Event Date: February 9, 2017 16:15
Learning over high dimensional data streams
High dimensional data streams are collected in many scientific projects, humanity research, business processes, social media and the Web.
The challenges of data stream mining are aggravated in high dimensional data, since we have to decide with one single look at the data also about the dimensions that are relevant for the data mining models.

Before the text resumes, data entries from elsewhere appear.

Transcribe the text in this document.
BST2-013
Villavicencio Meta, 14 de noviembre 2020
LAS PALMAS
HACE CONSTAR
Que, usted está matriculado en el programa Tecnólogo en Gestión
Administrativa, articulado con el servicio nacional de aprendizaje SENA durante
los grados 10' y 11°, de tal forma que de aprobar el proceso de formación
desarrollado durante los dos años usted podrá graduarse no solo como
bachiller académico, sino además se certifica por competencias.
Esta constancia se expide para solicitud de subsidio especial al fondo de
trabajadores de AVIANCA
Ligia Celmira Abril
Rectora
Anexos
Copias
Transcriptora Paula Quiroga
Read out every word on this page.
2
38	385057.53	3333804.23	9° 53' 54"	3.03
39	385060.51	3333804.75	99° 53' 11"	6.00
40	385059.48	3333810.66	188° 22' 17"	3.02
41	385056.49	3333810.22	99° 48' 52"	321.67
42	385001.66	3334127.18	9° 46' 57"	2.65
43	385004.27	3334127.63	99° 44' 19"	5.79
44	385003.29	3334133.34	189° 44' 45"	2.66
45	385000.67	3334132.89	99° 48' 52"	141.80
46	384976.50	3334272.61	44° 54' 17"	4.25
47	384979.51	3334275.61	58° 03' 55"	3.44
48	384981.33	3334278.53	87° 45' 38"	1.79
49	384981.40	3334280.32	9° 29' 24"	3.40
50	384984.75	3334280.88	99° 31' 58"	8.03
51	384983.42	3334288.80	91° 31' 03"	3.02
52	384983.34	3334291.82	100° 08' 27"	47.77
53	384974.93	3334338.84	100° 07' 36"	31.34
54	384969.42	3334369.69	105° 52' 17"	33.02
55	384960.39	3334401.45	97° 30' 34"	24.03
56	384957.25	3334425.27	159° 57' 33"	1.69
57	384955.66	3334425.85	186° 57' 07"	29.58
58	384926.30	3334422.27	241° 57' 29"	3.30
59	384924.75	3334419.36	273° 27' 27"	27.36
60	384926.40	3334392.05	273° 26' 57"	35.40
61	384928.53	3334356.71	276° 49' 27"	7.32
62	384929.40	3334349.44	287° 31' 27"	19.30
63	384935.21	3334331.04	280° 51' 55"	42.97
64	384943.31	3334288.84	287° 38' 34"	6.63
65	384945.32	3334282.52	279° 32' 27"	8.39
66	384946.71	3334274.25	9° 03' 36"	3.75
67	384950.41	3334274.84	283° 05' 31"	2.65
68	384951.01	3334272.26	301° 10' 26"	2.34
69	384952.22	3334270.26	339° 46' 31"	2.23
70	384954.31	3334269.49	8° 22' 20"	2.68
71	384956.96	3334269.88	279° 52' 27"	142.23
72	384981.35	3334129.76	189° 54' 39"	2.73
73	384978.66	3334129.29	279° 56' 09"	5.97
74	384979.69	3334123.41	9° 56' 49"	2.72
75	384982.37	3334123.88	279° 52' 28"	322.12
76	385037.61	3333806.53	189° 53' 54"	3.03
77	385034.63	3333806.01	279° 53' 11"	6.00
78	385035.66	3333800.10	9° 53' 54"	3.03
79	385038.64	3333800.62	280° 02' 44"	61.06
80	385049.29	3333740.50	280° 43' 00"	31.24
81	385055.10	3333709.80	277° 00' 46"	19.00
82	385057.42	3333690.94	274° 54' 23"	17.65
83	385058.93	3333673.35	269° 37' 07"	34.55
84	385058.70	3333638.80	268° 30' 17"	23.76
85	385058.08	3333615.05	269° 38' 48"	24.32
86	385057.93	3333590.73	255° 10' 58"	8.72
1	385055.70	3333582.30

In this talk we will discuss about learning over high dimensional
i) numerical and
ii) textual streams.
Although both cases refer to high dimensional data streams, in
(i) the feature space is fixed, that is, all dimensions are present at each timepoint, whereas in
(ii) the feature space is also evolving as new words show up and old words get out of use.
Bio
Eirini Ntoutsi is an Associate Professor of Intelligent Systems at the Faculty of Electrical Engineering and Computer Science, Leibniz University Hannover, since March 2016. Her research lies in the areas of Data Mining, Machine Learning and Data Science and can be summarized as learning over complex data and data streams.
Prior to joining LUH, she was a postdoctoral researcher at the Ludwig-Maximilians-University (LMU) in Munich, Germany under the supervision of Prof. Hans-Peter Kriegel. She joined LMU in 2010 with an Alexander von Humboldt Foundation fellowship.
She received her PhD in data mining from the University of Piraeus, Greece under the supervision of Prof. Yannis Theodoridis.